In their last huddle at the party’s National Council meeting before the Lok Sabha elections, the BJP top brass on Sunday projected a united front, with both Leader of Opposition in the Lok Sabha Sushma Swaraj and party patriarch L K Advani stepping up to rally behind Narendra Modi’s bid for prime ministership.
Modi, on his part, tried to silence critics by providing a peek into his vision for the country, while issuing a veiled warning against the Aam Aadmi Party’s national ambitions, saying the people should trust his “track record” on governance and not the “tape record” of AAP’s promises.
Advani, however, cautioned party workers against “over confidence”, reminding them about the party’s debacle in the 2004 elections. While Modi sought to suggest that his vision for India does not discriminate on the basis of identity, Advani reminded cadres about the founding principle of “integral humanism” and urged them to reach out to Muslims, claiming that the party’s attempts in this direction were rewarded in the Assembly elections in Madhya Pradesh and Rajasthan recently.

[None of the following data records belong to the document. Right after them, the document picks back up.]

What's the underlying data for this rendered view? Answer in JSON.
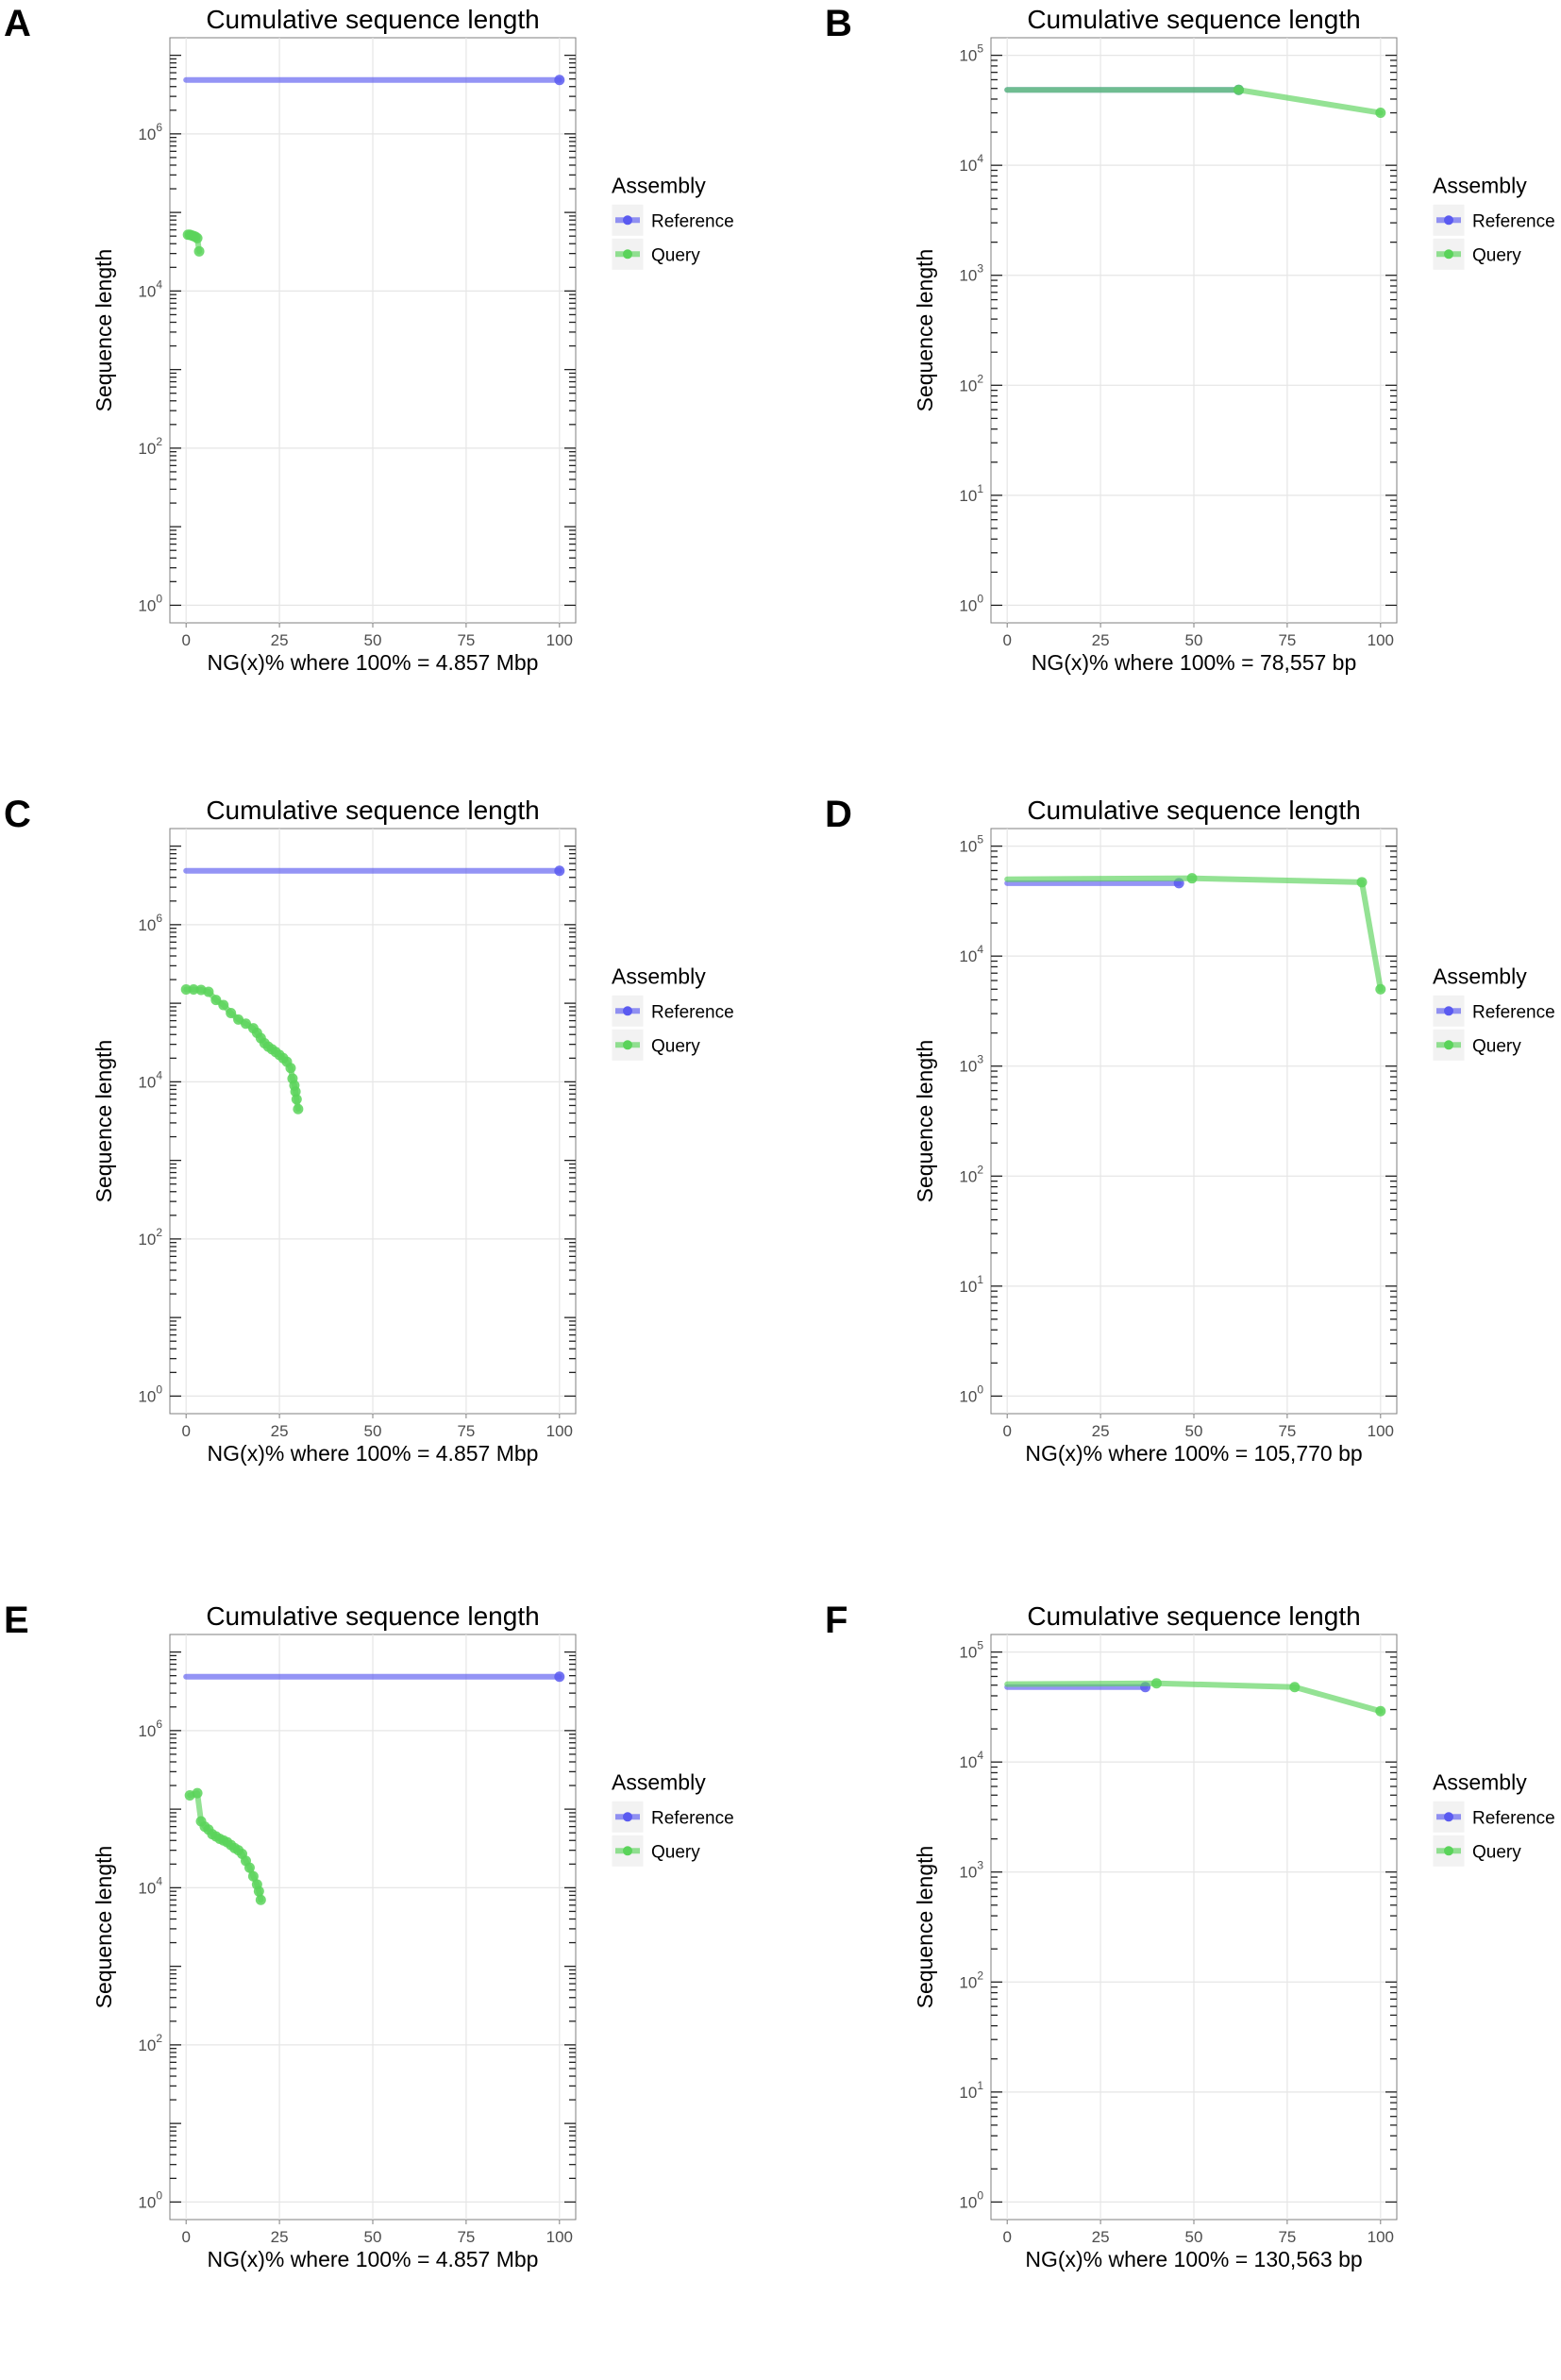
{
  "chart_data": [
    {
      "panel_label": "A",
      "type": "line",
      "title": "Cumulative sequence length",
      "xlabel": "NG(x)% where 100% = 4.857 Mbp",
      "ylabel": "Sequence length",
      "x_scale": "linear",
      "y_scale": "log10",
      "xlim": [
        0,
        100
      ],
      "ylim": [
        1,
        10000000
      ],
      "x_ticks": [
        "0",
        "25",
        "50",
        "75",
        "100"
      ],
      "y_ticks": [
        {
          "base": "10",
          "exp": "0",
          "value": 1
        },
        {
          "base": "10",
          "exp": "2",
          "value": 100
        },
        {
          "base": "10",
          "exp": "4",
          "value": 10000
        },
        {
          "base": "10",
          "exp": "6",
          "value": 1000000
        }
      ],
      "grid": true,
      "legend": {
        "title": "Assembly",
        "position": "right",
        "entries": [
          "Reference",
          "Query"
        ]
      },
      "series": [
        {
          "name": "Reference",
          "color": "#5a5af0",
          "x": [
            0,
            100
          ],
          "y": [
            4857000,
            4857000
          ]
        },
        {
          "name": "Query",
          "color": "#5ad35a",
          "x": [
            0.5,
            1.0,
            1.5,
            2.0,
            2.5,
            3.0,
            3.5
          ],
          "y": [
            52000,
            52000,
            51000,
            50000,
            49000,
            47000,
            32000
          ]
        }
      ]
    },
    {
      "panel_label": "B",
      "type": "line",
      "title": "Cumulative sequence length",
      "xlabel": "NG(x)% where 100% = 78,557 bp",
      "ylabel": "Sequence length",
      "x_scale": "linear",
      "y_scale": "log10",
      "xlim": [
        0,
        100
      ],
      "ylim": [
        1,
        100000
      ],
      "x_ticks": [
        "0",
        "25",
        "50",
        "75",
        "100"
      ],
      "y_ticks": [
        {
          "base": "10",
          "exp": "0",
          "value": 1
        },
        {
          "base": "10",
          "exp": "1",
          "value": 10
        },
        {
          "base": "10",
          "exp": "2",
          "value": 100
        },
        {
          "base": "10",
          "exp": "3",
          "value": 1000
        },
        {
          "base": "10",
          "exp": "4",
          "value": 10000
        },
        {
          "base": "10",
          "exp": "5",
          "value": 100000
        }
      ],
      "grid": true,
      "legend": {
        "title": "Assembly",
        "position": "right",
        "entries": [
          "Reference",
          "Query"
        ]
      },
      "series": [
        {
          "name": "Reference",
          "color": "#5a5af0",
          "x": [
            0,
            62
          ],
          "y": [
            48500,
            48500
          ]
        },
        {
          "name": "Query",
          "color": "#5ad35a",
          "x": [
            0,
            62,
            100
          ],
          "y": [
            48500,
            48500,
            30000
          ]
        }
      ]
    },
    {
      "panel_label": "C",
      "type": "line",
      "title": "Cumulative sequence length",
      "xlabel": "NG(x)% where 100% = 4.857 Mbp",
      "ylabel": "Sequence length",
      "x_scale": "linear",
      "y_scale": "log10",
      "xlim": [
        0,
        100
      ],
      "ylim": [
        1,
        10000000
      ],
      "x_ticks": [
        "0",
        "25",
        "50",
        "75",
        "100"
      ],
      "y_ticks": [
        {
          "base": "10",
          "exp": "0",
          "value": 1
        },
        {
          "base": "10",
          "exp": "2",
          "value": 100
        },
        {
          "base": "10",
          "exp": "4",
          "value": 10000
        },
        {
          "base": "10",
          "exp": "6",
          "value": 1000000
        }
      ],
      "grid": true,
      "legend": {
        "title": "Assembly",
        "position": "right",
        "entries": [
          "Reference",
          "Query"
        ]
      },
      "series": [
        {
          "name": "Reference",
          "color": "#5a5af0",
          "x": [
            0,
            100
          ],
          "y": [
            4857000,
            4857000
          ]
        },
        {
          "name": "Query",
          "color": "#5ad35a",
          "x": [
            0,
            2,
            4,
            6,
            8,
            10,
            12,
            14,
            16,
            18,
            19,
            20,
            21,
            22,
            23,
            24,
            25,
            26,
            27,
            28,
            28.5,
            29,
            29.3,
            29.6,
            30
          ],
          "y": [
            150000,
            150000,
            148000,
            140000,
            110000,
            95000,
            75000,
            62000,
            55000,
            48000,
            42000,
            36000,
            31000,
            28000,
            26000,
            24000,
            22000,
            20000,
            18000,
            15000,
            11000,
            9000,
            7500,
            6000,
            4500
          ]
        }
      ]
    },
    {
      "panel_label": "D",
      "type": "line",
      "title": "Cumulative sequence length",
      "xlabel": "NG(x)% where 100% = 105,770 bp",
      "ylabel": "Sequence length",
      "x_scale": "linear",
      "y_scale": "log10",
      "xlim": [
        0,
        100
      ],
      "ylim": [
        1,
        100000
      ],
      "x_ticks": [
        "0",
        "25",
        "50",
        "75",
        "100"
      ],
      "y_ticks": [
        {
          "base": "10",
          "exp": "0",
          "value": 1
        },
        {
          "base": "10",
          "exp": "1",
          "value": 10
        },
        {
          "base": "10",
          "exp": "2",
          "value": 100
        },
        {
          "base": "10",
          "exp": "3",
          "value": 1000
        },
        {
          "base": "10",
          "exp": "4",
          "value": 10000
        },
        {
          "base": "10",
          "exp": "5",
          "value": 100000
        }
      ],
      "grid": true,
      "legend": {
        "title": "Assembly",
        "position": "right",
        "entries": [
          "Reference",
          "Query"
        ]
      },
      "series": [
        {
          "name": "Reference",
          "color": "#5a5af0",
          "x": [
            0,
            46
          ],
          "y": [
            46000,
            46000
          ]
        },
        {
          "name": "Query",
          "color": "#5ad35a",
          "x": [
            0,
            49.5,
            95,
            100
          ],
          "y": [
            50000,
            51000,
            47000,
            5000
          ]
        }
      ]
    },
    {
      "panel_label": "E",
      "type": "line",
      "title": "Cumulative sequence length",
      "xlabel": "NG(x)% where 100% = 4.857 Mbp",
      "ylabel": "Sequence length",
      "x_scale": "linear",
      "y_scale": "log10",
      "xlim": [
        0,
        100
      ],
      "ylim": [
        1,
        10000000
      ],
      "x_ticks": [
        "0",
        "25",
        "50",
        "75",
        "100"
      ],
      "y_ticks": [
        {
          "base": "10",
          "exp": "0",
          "value": 1
        },
        {
          "base": "10",
          "exp": "2",
          "value": 100
        },
        {
          "base": "10",
          "exp": "4",
          "value": 10000
        },
        {
          "base": "10",
          "exp": "6",
          "value": 1000000
        }
      ],
      "grid": true,
      "legend": {
        "title": "Assembly",
        "position": "right",
        "entries": [
          "Reference",
          "Query"
        ]
      },
      "series": [
        {
          "name": "Reference",
          "color": "#5a5af0",
          "x": [
            0,
            100
          ],
          "y": [
            4857000,
            4857000
          ]
        },
        {
          "name": "Query",
          "color": "#5ad35a",
          "x": [
            1,
            3,
            4,
            5,
            6,
            7,
            8,
            9,
            10,
            11,
            12,
            13,
            14,
            15,
            16,
            17,
            18,
            19,
            19.5,
            20
          ],
          "y": [
            150000,
            160000,
            70000,
            60000,
            55000,
            48000,
            45000,
            42000,
            40000,
            38000,
            35000,
            32000,
            30000,
            27000,
            22000,
            18000,
            14000,
            11000,
            9000,
            7000
          ]
        }
      ]
    },
    {
      "panel_label": "F",
      "type": "line",
      "title": "Cumulative sequence length",
      "xlabel": "NG(x)% where 100% = 130,563 bp",
      "ylabel": "Sequence length",
      "x_scale": "linear",
      "y_scale": "log10",
      "xlim": [
        0,
        100
      ],
      "ylim": [
        1,
        100000
      ],
      "x_ticks": [
        "0",
        "25",
        "50",
        "75",
        "100"
      ],
      "y_ticks": [
        {
          "base": "10",
          "exp": "0",
          "value": 1
        },
        {
          "base": "10",
          "exp": "1",
          "value": 10
        },
        {
          "base": "10",
          "exp": "2",
          "value": 100
        },
        {
          "base": "10",
          "exp": "3",
          "value": 1000
        },
        {
          "base": "10",
          "exp": "4",
          "value": 10000
        },
        {
          "base": "10",
          "exp": "5",
          "value": 100000
        }
      ],
      "grid": true,
      "legend": {
        "title": "Assembly",
        "position": "right",
        "entries": [
          "Reference",
          "Query"
        ]
      },
      "series": [
        {
          "name": "Reference",
          "color": "#5a5af0",
          "x": [
            0,
            37
          ],
          "y": [
            48000,
            48000
          ]
        },
        {
          "name": "Query",
          "color": "#5ad35a",
          "x": [
            0,
            40,
            77,
            100
          ],
          "y": [
            51000,
            52000,
            48000,
            29000
          ]
        }
      ]
    }
  ]
}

Both Modi and Swaraj criticised the Congress’s decision to refrain from declaring its prime ministerial candidate. “It is a drama similar to that of (Sonia Gandhi’s) ‘voice of conscience’. The Congress has not declared its candidate out of fear. Our leadership is visible, theirs is invisible,” said Swaraj.
“I see a human angle behind this decision. When defeat is imminent, which mother will sacrifice her son politically? The heart of a mother (Sonia) decided to protect her son (Rahul Gandhi),” said Modi.
Playing the “lower caste” card, Modi said, “Woh naamdar hain, main kaamdar hun. (They are from the elite class, I am from the working class). Elites consider it below their standard to fight with the working class. There has been a tradition of higher caste-lower caste sentiments. Why should a person born in higher class contest with one born in backward caste. This is also a reason, apart from the political reason.”
Accusing Modi’s detractors of a sustained campaign to blame him for the Gujarat riots, Swaraj said, “Satyamev Jayate. This is an episode that Narendra Modi had to suffer for the last 12 years… Only a person with self-confidence can remain steadfast on his path. Justice has been done after 12 years.”
Advani said Modi’s selection as the party’s chief campaigner and his subsequent projection as prime ministerial candidate had enthused the party cadres. His reference to both these events is significant as he had not only skipped the party’s National Executive at Goa where Modi was annointed chief campaigner but also resigned from the party post in protest last June. He had also skipped the party’s parliamentary board meeting at which Modi was announced as the prime ministerial candidate.
“There is a visible change in the last six months, during which he (Modi) was first announced campaign committee chief and then we projected him as our PM candidate…. High ambition is not a crime, low ambition is. I have never seen such enthusiasm and self-confidence. I congratulate Rajnath Singh who decided to make Narendra Modi our PM candidate and set a target of 272+ seats. I do not remember any other leader who has addressed such massive rallies,” said Advani.
He also reminded the cadres about the need to reach out to Muslims. “The Congress had created a sense of distrust in the minds of the Muslim community. But this time, the community expressed its confidence in us in Madhya Pradesh and Rajasthan. I want to tell the Muslim community that all these years they have been used, but have not benefitted,” said Advani, urging party cadres to communicate to the community that “we are for everyone’s welfare”.